As is described there, Notion's block permissions are highly normalized at the source of truth. This is usually quite efficient and generally brings along all the benefits of normalization in application databases. However, we need to _denormalize_ all the permissions that relate to a specific document when we index it into our search index.
When we transactionally reindex a document "online", this is no problem. However, when we need to reindex an entire search cluster from scratch, loading every ancestor of each page in order to collect all of its permissions is far too expensive.
Thus, one of the primary needs that my team had from the new data lake is "tree traversal and permission data construction for each block". We rewrote our "offline" reindexer to read from the data lake instead of reading from RDS instances serving database snapshots. This allowed us to dramatically reduce the impact of iterating through every page when spinning up a new cluster (not to mention save a boatload in spinning up those ad-hoc RDS instances).
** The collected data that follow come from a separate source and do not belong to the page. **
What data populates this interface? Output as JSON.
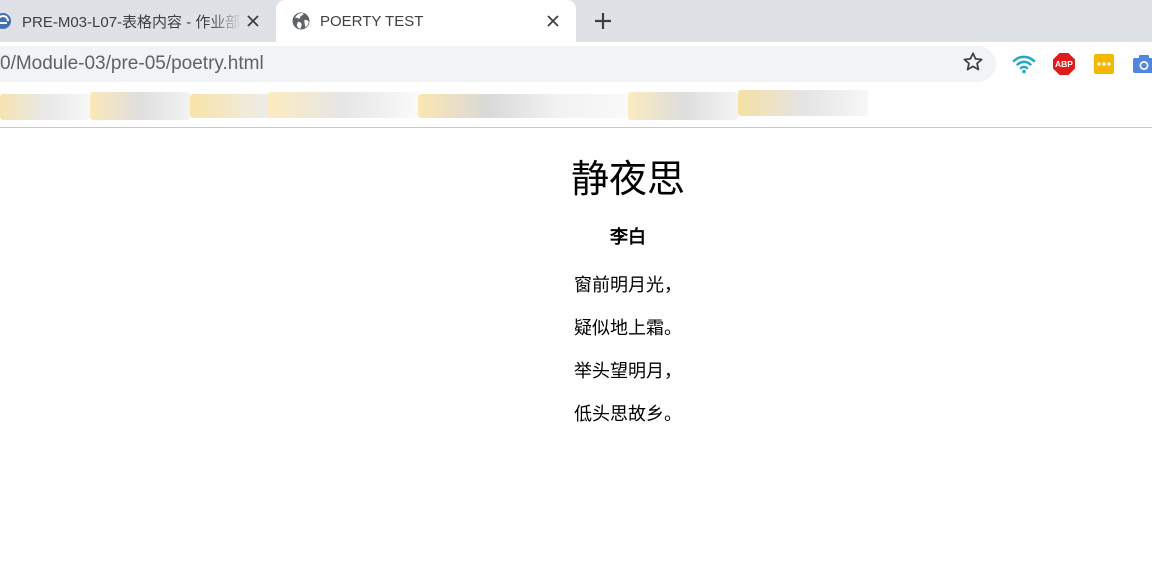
{
  "browser": {
    "tabs": [
      {
        "title": "PRE-M03-L07-表格内容 - 作业部",
        "state": "inactive",
        "favicon": "site-favicon"
      },
      {
        "title": "POERTY TEST",
        "state": "active",
        "favicon": "globe-icon"
      }
    ],
    "new_tab_symbol": "+",
    "close_symbol": "×",
    "address_bar": {
      "url": "0/Module-03/pre-05/poetry.html"
    },
    "extensions": [
      "wifi-icon",
      "adblock-plus-icon",
      "sticky-note-icon",
      "camera-icon"
    ],
    "extension_labels": {
      "abp": "ABP"
    },
    "colors": {
      "tabstrip": "#dee1e6",
      "omnibox": "#f1f3f4",
      "wifi": "#1ea7c7",
      "abp": "#e01b1b",
      "sticky": "#f5b800",
      "camera": "#4e86e0"
    }
  },
  "page": {
    "title": "静夜思",
    "author": "李白",
    "lines": [
      "窗前明月光，",
      "疑似地上霜。",
      "举头望明月，",
      "低头思故乡。"
    ]
  }
}
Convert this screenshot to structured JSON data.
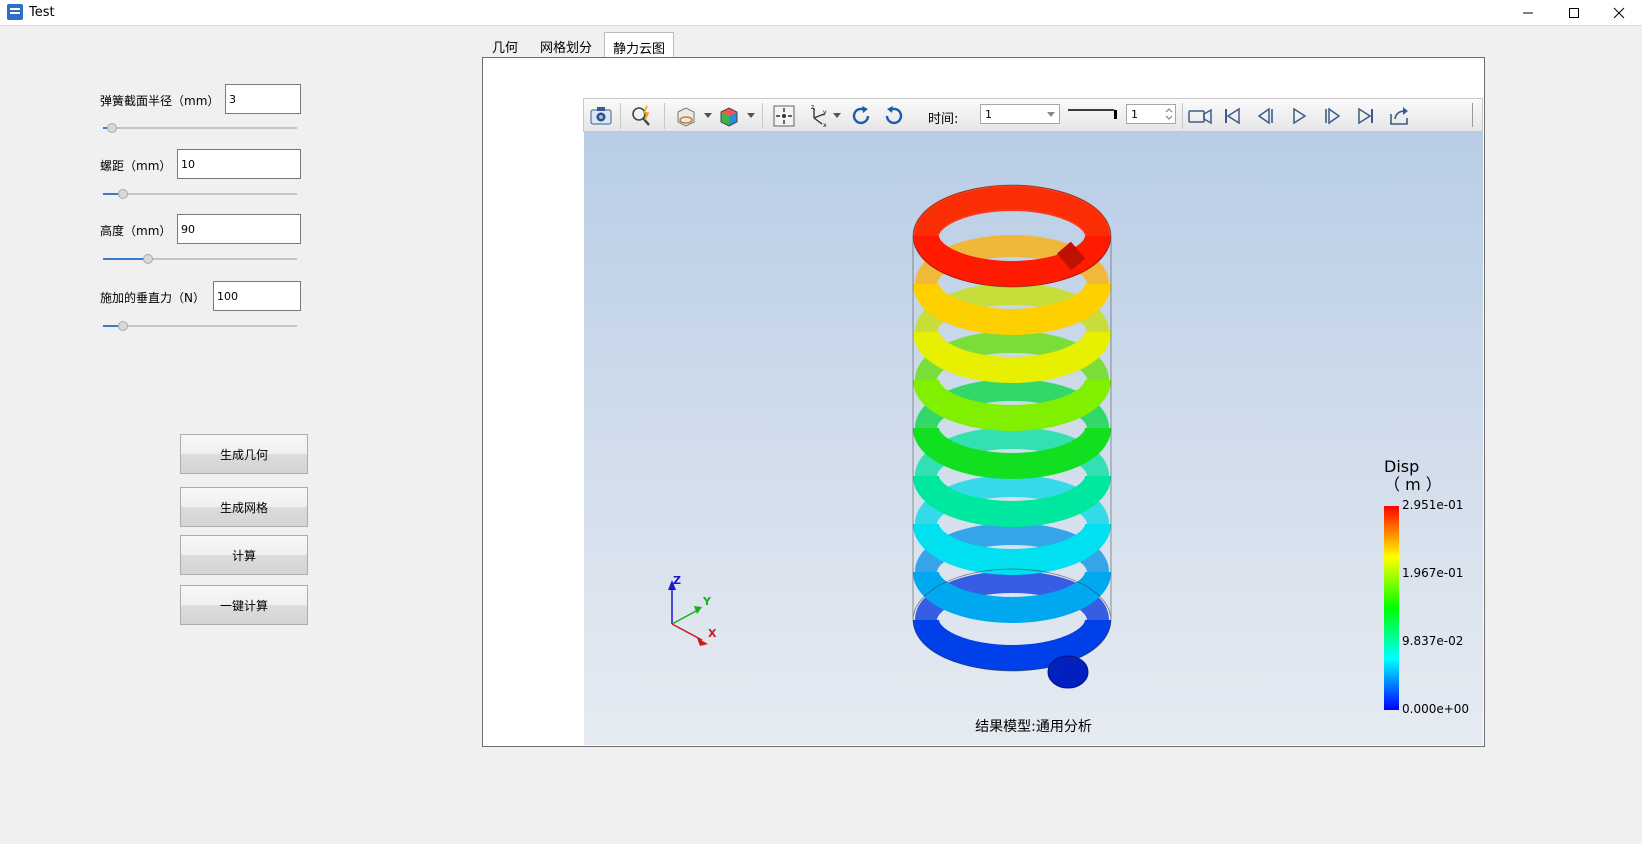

I hope this miniature deep dive gives a little bit more color on the uses of this data store—as it is emphatically _not_ to sell our users' data!
jzelinskie|1 year ago
Full disclosure: I'm a founder of authzed (W21), the company building SpiceDB, an open source project inspired by Google's internal scalable authorization system. We offer a product that streams changes to fully denormalized permissions for search engines to consume, but I'm not trying to pitch; you just don't often hear about other solutions built in this space!
atak1|1 year ago
Have you explored a pattern like https://runtrellis.com or https://unstructured.io/ for unnesting?
mritchie712|1 year ago
> Iceberg and Delta Lake, on the other hand, weren’t optimized for our update-heavy workload when we considered them in 2022
Curious about your thoughts here. Have you followed Icebergs progress? Do you think it'd be a tougher decision in 2024 between Hudi and Iceberg?
unknown|1 year ago
[deleted]
infogulch|1 year ago
jitl|1 year ago
The blocks (pages are a block) in Notion are a big tree, with your workspace at the root. Some attributes of blocks affect the search index of their recursive children, like permissions: granting access to a page grants access to its recursive child blocks.
When you change permissions, we kick off an online recursive reindex job for that page and its recursive subpages. While the job is running, the index has stale entries with outdated permissions.
When you search, we query the index for pages matching your query that you have to. Because the index permissions can be stale, we also reload the result set from Postgres and apply our normal online server-side permission checks to filter out pages you lost access to but that have stale permissions in the index.